= Andrei Roiter =

Ukrainian mathematician

Andrei Vladimirovich Roiter (Russian: Андрей Владимирович Ройтер; Ukrainian: Андрій Володимирович Ройтер, November 30, 1937, Dnipro – July 26, 2006, Riga, Latvia) was a Ukrainian mathematician, specializing in algebra.

A. V. Roiter's father was the Ukrainian physical chemist V. A. Roiter, a leading expert on catalysis. In 1955 Andrei V. Roiter matriculated at Taras Shevchenko National University of Kyiv, where he met a fellow mathematics major Lyudmyla Nazarova. In 1958 he and Nazarova transferred to Saint Petersburg State University (then named Leningrad State University). They married and began a lifelong collaboration on representation theory. He received in 1960 his Diploma (M.S.) and in 1963 his Candidate of Sciences degree (PhD). His PhD thesis was supervised by Dmitry Konstantinovich Faddeev, who also supervised Ludmila Nazarova's PhD. A. V. Roiter was hired in 1961 as a researcher at the Institute of Mathematics of the Academy of Sciences of Ukraine, where he worked until his death in 2006 and since 1991 was Head of the Department of Algebra. He received his Doctor of Sciences degree (habilitation) in 1969. In 1978 he was an invited speaker at the International Congress of Mathematicians in Helsinki.

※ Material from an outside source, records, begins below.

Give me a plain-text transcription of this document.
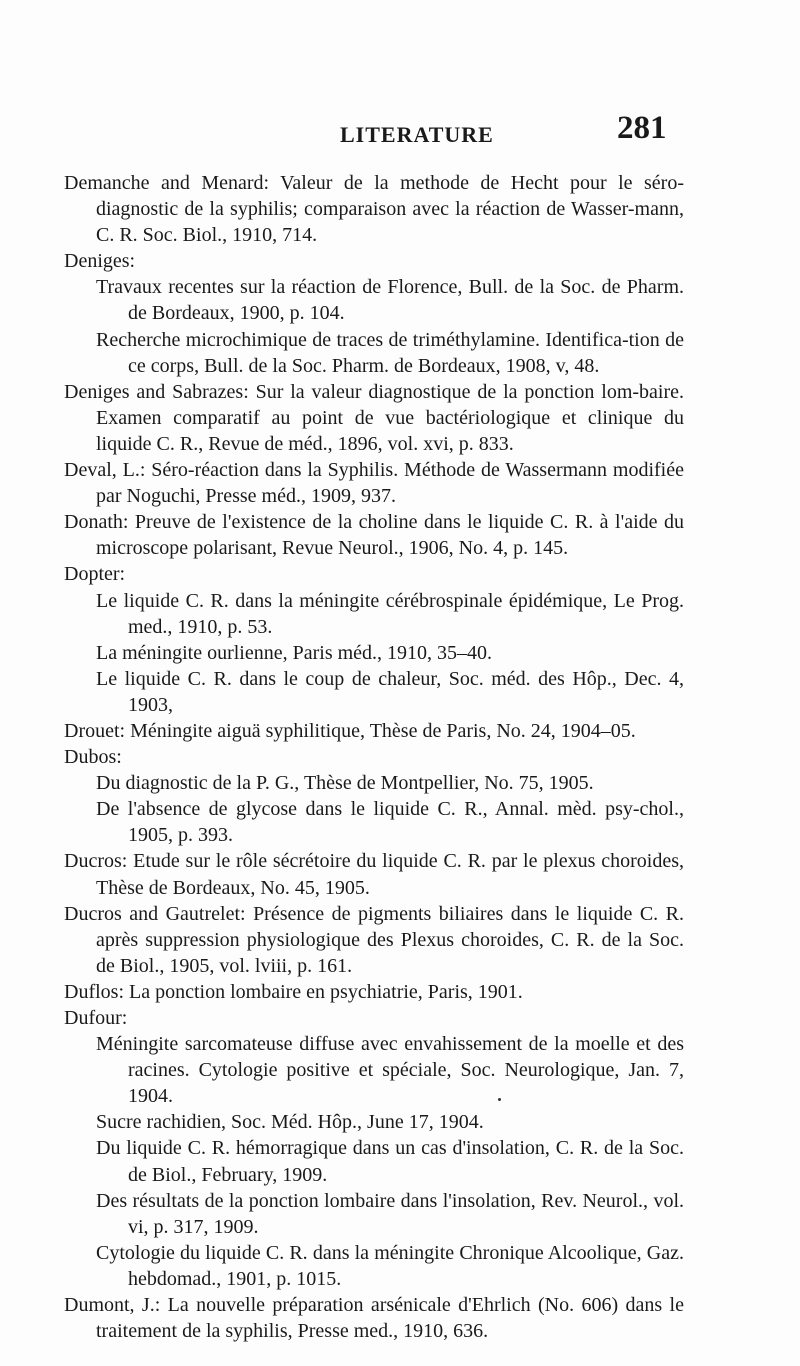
LITERATURE	281

Demanche and Menard: Valeur de la methode de Hecht pour le séro-diagnostic de la syphilis; comparaison avec la réaction de Wasser-mann, C. R. Soc. Biol., 1910, 714.

Deniges:

Travaux recentes sur la réaction de Florence, Bull. de la Soc. de Pharm. de Bordeaux, 1900, p. 104.

Recherche microchimique de traces de triméthylamine. Identifica-tion de ce corps, Bull. de la Soc. Pharm. de Bordeaux, 1908, v, 48.

Deniges and Sabrazes: Sur la valeur diagnostique de la ponction lom-baire. Examen comparatif au point de vue bactériologique et clinique du liquide C. R., Revue de méd., 1896, vol. xvi, p. 833.

Deval, L.: Séro-réaction dans la Syphilis. Méthode de Wassermann modifiée par Noguchi, Presse méd., 1909, 937.

Donath: Preuve de l'existence de la choline dans le liquide C. R. à l'aide du microscope polarisant, Revue Neurol., 1906, No. 4, p. 145.

Dopter:

Le liquide C. R. dans la méningite cérébrospinale épidémique, Le Prog. med., 1910, p. 53.

La méningite ourlienne, Paris méd., 1910, 35–40.

Le liquide C. R. dans le coup de chaleur, Soc. méd. des Hôp., Dec. 4, 1903,

Drouet: Méningite aiguä syphilitique, Thèse de Paris, No. 24, 1904–05.

Dubos:

Du diagnostic de la P. G., Thèse de Montpellier, No. 75, 1905.

De l'absence de glycose dans le liquide C. R., Annal. mèd. psy-chol., 1905, p. 393.

Ducros: Etude sur le rôle sécrétoire du liquide C. R. par le plexus choroides, Thèse de Bordeaux, No. 45, 1905.

Ducros and Gautrelet: Présence de pigments biliaires dans le liquide C. R. après suppression physiologique des Plexus choroides, C. R. de la Soc. de Biol., 1905, vol. lviii, p. 161.

Duflos: La ponction lombaire en psychiatrie, Paris, 1901.

Dufour:

Méningite sarcomateuse diffuse avec envahissement de la moelle et des racines. Cytologie positive et spéciale, Soc. Neurologique, Jan. 7, 1904.

Sucre rachidien, Soc. Méd. Hôp., June 17, 1904.

Du liquide C. R. hémorragique dans un cas d'insolation, C. R. de la Soc. de Biol., February, 1909.

Des résultats de la ponction lombaire dans l'insolation, Rev. Neurol., vol. vi, p. 317, 1909.

Cytologie du liquide C. R. dans la méningite Chronique Alcoolique, Gaz. hebdomad., 1901, p. 1015.

Dumont, J.: La nouvelle préparation arsénicale d'Ehrlich (No. 606) dans le traitement de la syphilis, Presse med., 1910, 636.
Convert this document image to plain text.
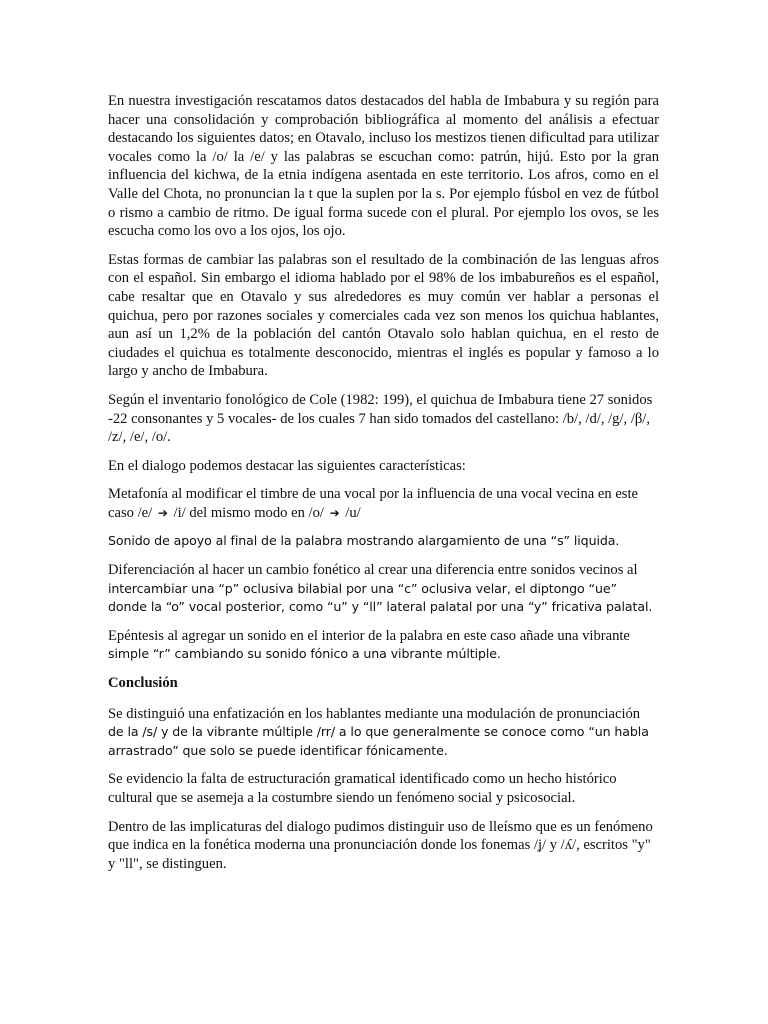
En nuestra investigación rescatamos datos destacados del habla de Imbabura y su región para hacer una consolidación y comprobación bibliográfica al momento del análisis a efectuar destacando los siguientes datos; en Otavalo, incluso los mestizos tienen dificultad para utilizar vocales como la /o/ la /e/ y las palabras se escuchan como: patrún, hijú. Esto por la gran influencia del kichwa, de la etnia indígena asentada en este territorio. Los afros, como en el Valle del Chota, no pronuncian la t que la suplen por la s. Por ejemplo fúsbol en vez de fútbol o rismo a cambio de ritmo. De igual forma sucede con el plural. Por ejemplo los ovos, se les escucha como los ovo a los ojos, los ojo.

Estas formas de cambiar las palabras son el resultado de la combinación de las lenguas afros con el español. Sin embargo el idioma hablado por el 98% de los imbabureños es el español, cabe resaltar que en Otavalo y sus alrededores es muy común ver hablar a personas el quichua, pero por razones sociales y comerciales cada vez son menos los quichua hablantes, aun así un 1,2% de la población del cantón Otavalo solo hablan quichua, en el resto de ciudades el quichua es totalmente desconocido, mientras el inglés es popular y famoso a lo largo y ancho de Imbabura.

Según el inventario fonológico de Cole (1982: 199), el quichua de Imbabura tiene 27 sonidos -22 consonantes y 5 vocales- de los cuales 7 han sido tomados del castellano: /b/, /d/, /g/, /β/, /z/, /e/, /o/.

En el dialogo podemos destacar las siguientes características:

Metafonía al modificar el timbre de una vocal por la influencia de una vocal vecina en este caso /e/ ➔ /i/ del mismo modo en /o/ ➔ /u/

Sonido de apoyo al final de la palabra mostrando alargamiento de una “s” liquida.

Diferenciación al hacer un cambio fonético al crear una diferencia entre sonidos vecinos al intercambiar una “p” oclusiva bilabial por una “c” oclusiva velar, el diptongo “ue” donde la “o” vocal posterior, como “u” y “ll” lateral palatal por una “y” fricativa palatal.

Epéntesis al agregar un sonido en el interior de la palabra en este caso añade una vibrante simple “r” cambiando su sonido fónico a una vibrante múltiple.

Conclusión

Se distinguió una enfatización en los hablantes mediante una modulación de pronunciación de la /s/ y de la vibrante múltiple /rr/ a lo que generalmente se conoce como “un habla arrastrado” que solo se puede identificar fónicamente.

Se evidencio la falta de estructuración gramatical identificado como un hecho histórico cultural que se asemeja a la costumbre siendo un fenómeno social y psicosocial.

Dentro de las implicaturas del dialogo pudimos distinguir uso de lleísmo que es un fenómeno que indica en la fonética moderna una pronunciación donde los fonemas /ʝ/ y /ʎ/, escritos "y" y "ll", se distinguen.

In his first published paper, Roiter in 1960 proved an important result that eventually led several other mathematicians to establish that a finite group $G$ has finitely many non-isomorphic indecomposable integral representations if and only if, for each prime p, its Sylow p-subgroup is cyclic of order at most p^{2}.

In a 1966 paper he proved an important theorem in the theory of the integral representation of rings. In a famous 1968 paper, he proved the first Brauer-Thrall conjecture.

Roiter proved the first Brauer-Thrall conjecture for finite-dimensional algebras; his paper never mentioned Artin algebras, but his techniques work for Artin algebras as well. There is an important line of research inspired by the paper and started by Maurice Auslander and Sverre Olaf Smalø in a 1980 paper. Auslander and Smalø's paper and its follow-ups by several researchers introduced, among other things, covariantly and contravariantly finite subcategories of the category of finitely generated modules over an Artin algebra, which led to the theory of almost split sequences in subcategories.

According to Auslander and Smalø:

... it is perhaps surprising that the original impetus for our work did not come from the theory of hereditary artin algebras or those stably equivalent to hereditary artin algebras. Rather, the research came from an effort to explain a much older result of Gabriel and Roiter ... concerning artin algebras of finite representation type in terms of the technics and ideas developed by Auslander and Reiten in connection with almost split sequences and irreducible morphisms ...

Roiter did important research on p-adic representations, especially his 1967 paper with Yuriy Drozd and Vladimir V. Kirichenko on hereditary and Bass orders and the Drozd-Roiter criterion for a commutative order to have finitely many non-isomorphic indecomposable representations. An important tool in this research was his theory of divisibility of modules.

In 1972 Nazarova and Roiter introduced representations of partially ordered sets, an important class of matrix problems with many applications in mathematics, such as the representation theory of finite-dimensional algebras. (In 2005 they with M. N. Smirnova proved a theorem about antimonotone quadratic forms and partially ordered sets.) Also in the 1970s Roiter in three papers, two of which were joint work with Mark Kleiner, introduced representations of bocses, a very large class of matrix problems.

The monograph by Roiter and P. Gabriel (with a contribution by Bernhard Keller), published by Springer in 1992 in English translation, is important for its influence on the theory of representations of finite-dimensional algebras and the theory of matrix problems. There is a 1997 reprint of the English translation.

In the years shortly before his death, Roiter did research on representations in Hilbert spaces. In two papers, he with his wife and Stanislav A. Kruglyak introduced the notion of locally scalar representations of quivers (i.e. directed multigraphs) in Hilbert spaces. In their 2006 paper they constructed for such representations Coxeter functors analogous to Bernstein-Gelfand-Ponomarev functors and applied the new functors to the study of locally scalar representations. In particular, they proved that a graph has only finitely many indecomposable locally scalar representations (up to unitary isomorphism) if and only if it is a Dynkin graph. Their result is analogous to that of Gabriel for the “usual” representations of quivers.

In 1961 Roiter started in Kyiv a seminar on the theory of representations. The seminar became the foundation of the highly esteemed Kyiv school of the representation theory. He was the supervisor for 13 Candidate of Sciences degrees (PhDs). In 2007 A. V. Roiter was posthumously awarded the State Prize of Ukraine in Science and Technology for his research on representation theory.